Поправив широкополую матерчатую шляпу сложного фасона, украшенную золотым обручем с многочисленными рисунками и надписями, прославляющими достоинства его предков, князь напустил на своё лицо самое радостное и благодушное выражение.
Разговор о торговле, осуществлять которую предстояло при помощи караванов, принял более практический характер. Трудности, неизбежные при путешествиях через весь континент, представлялись князю Ийан и его советникам весьма значительными, однако Огиш самоуверенно отмахнулся от всяческих возражений на эту тему.
– Торговля, которой покровительствует Энлиль, всегда будет преуспевать.
Князя разбирало любопытство, и посол немедленно удовлетворил его.
– В Магасакре, крупнейшем поселении в степи, открыт наш храм. Правитель тамошних земель, Манугир, поклоняется Солнечному Огню, и Энлиля он счёл вполне достойным носителем такой силы. Мы не видим никаких различий между существующими религиями.
Что-то в речах жреца показалось Хароду подозрительным. В его мыслях уже сформировался ответ, который мигом указал бы Огишу, его богу Энлилю, да и Шарруму тоже, на их законное место, однако перспективы, которые открывала торговля с Западом, показались ему слишком заманчивыми, чтобы разрушать их единственной несдержанной фразой.
– Ийан не станет молиться чужим богам. Это моё первое, последнее и единственное слово.
Неожиданно холодный тон князя, казалось, смутил аккадское посольство. Харод, не позволив им выступить с возражениями, заявил:
– Однако подданные моего друга и брата Шаррума, пребывая на нашей земле, должны иметь возможность молиться своим богам, и мы, конечно, окажем вам всю необходимую помощь в постройке небольшой молельни.
Огиш, в чьих тёмных глазах, загорелся огонёк понимания, широко улыбнулся и поклонился. Посольство, пятясь, покинуло дворик.

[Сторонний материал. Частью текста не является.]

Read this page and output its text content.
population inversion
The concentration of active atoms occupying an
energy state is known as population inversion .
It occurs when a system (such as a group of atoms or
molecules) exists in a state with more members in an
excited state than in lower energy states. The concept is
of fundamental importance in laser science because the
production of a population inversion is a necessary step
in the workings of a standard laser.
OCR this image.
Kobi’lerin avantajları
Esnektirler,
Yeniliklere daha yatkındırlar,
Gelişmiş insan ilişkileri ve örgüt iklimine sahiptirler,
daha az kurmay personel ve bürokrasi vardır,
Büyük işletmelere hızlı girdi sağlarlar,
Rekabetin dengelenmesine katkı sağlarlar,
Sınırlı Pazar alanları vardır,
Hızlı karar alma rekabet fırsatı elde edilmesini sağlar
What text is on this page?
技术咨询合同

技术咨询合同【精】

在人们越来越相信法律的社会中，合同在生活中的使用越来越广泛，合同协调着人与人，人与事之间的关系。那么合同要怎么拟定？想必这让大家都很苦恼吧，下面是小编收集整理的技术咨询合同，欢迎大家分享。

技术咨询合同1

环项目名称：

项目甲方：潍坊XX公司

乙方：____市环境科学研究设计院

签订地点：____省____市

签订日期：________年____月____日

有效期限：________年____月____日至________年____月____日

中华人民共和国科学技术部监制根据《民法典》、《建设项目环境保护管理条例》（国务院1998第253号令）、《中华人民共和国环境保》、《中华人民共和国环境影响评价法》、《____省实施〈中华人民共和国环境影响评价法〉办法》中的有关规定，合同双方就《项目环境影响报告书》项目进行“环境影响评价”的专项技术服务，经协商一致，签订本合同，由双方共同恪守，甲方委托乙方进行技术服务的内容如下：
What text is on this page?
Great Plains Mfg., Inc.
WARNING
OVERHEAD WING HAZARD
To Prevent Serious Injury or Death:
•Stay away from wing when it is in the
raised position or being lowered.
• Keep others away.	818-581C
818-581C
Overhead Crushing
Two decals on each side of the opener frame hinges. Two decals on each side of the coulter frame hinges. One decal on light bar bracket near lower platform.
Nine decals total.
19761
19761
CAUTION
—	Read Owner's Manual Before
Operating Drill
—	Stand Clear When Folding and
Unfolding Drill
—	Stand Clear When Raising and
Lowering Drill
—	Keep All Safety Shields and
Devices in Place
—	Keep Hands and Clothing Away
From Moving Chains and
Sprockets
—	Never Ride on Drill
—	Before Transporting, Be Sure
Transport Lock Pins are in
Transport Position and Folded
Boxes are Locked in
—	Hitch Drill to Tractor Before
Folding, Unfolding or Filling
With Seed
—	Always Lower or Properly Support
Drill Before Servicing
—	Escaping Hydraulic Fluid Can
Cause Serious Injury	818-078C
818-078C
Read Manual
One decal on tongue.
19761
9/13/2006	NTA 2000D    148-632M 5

Харод нахмурился. Ему ещё предстояло выдержать нелёгкий разговор со своим первым советником.
2
Одинокий каяк с двумя путешественниками на борту двигался на юг по спокойному, словно озеро, Льдистому морю. На удивление тихая погода стала причиной, по которой Тонгир и Бю-Зва преодолели значительную часть пути. Неопытный поначалу в обращении с двухлопастным веслом, дорру никак не мог привыкнуть делать абсолютно одинаковые, умеренные усилия, загребая то слева, то справа, отчего лодку раскачивало и понемногу сносило в сторону. Он быстро уставал и никак не мог понять, откуда у хрупкой девушки, задающей темп, взялась такая выносливость. Однако Бю-Зва, обладавшая, несомненно, меньшей физической силой, лишь звонко рассмеялась в ответ на вопрос своего спутника.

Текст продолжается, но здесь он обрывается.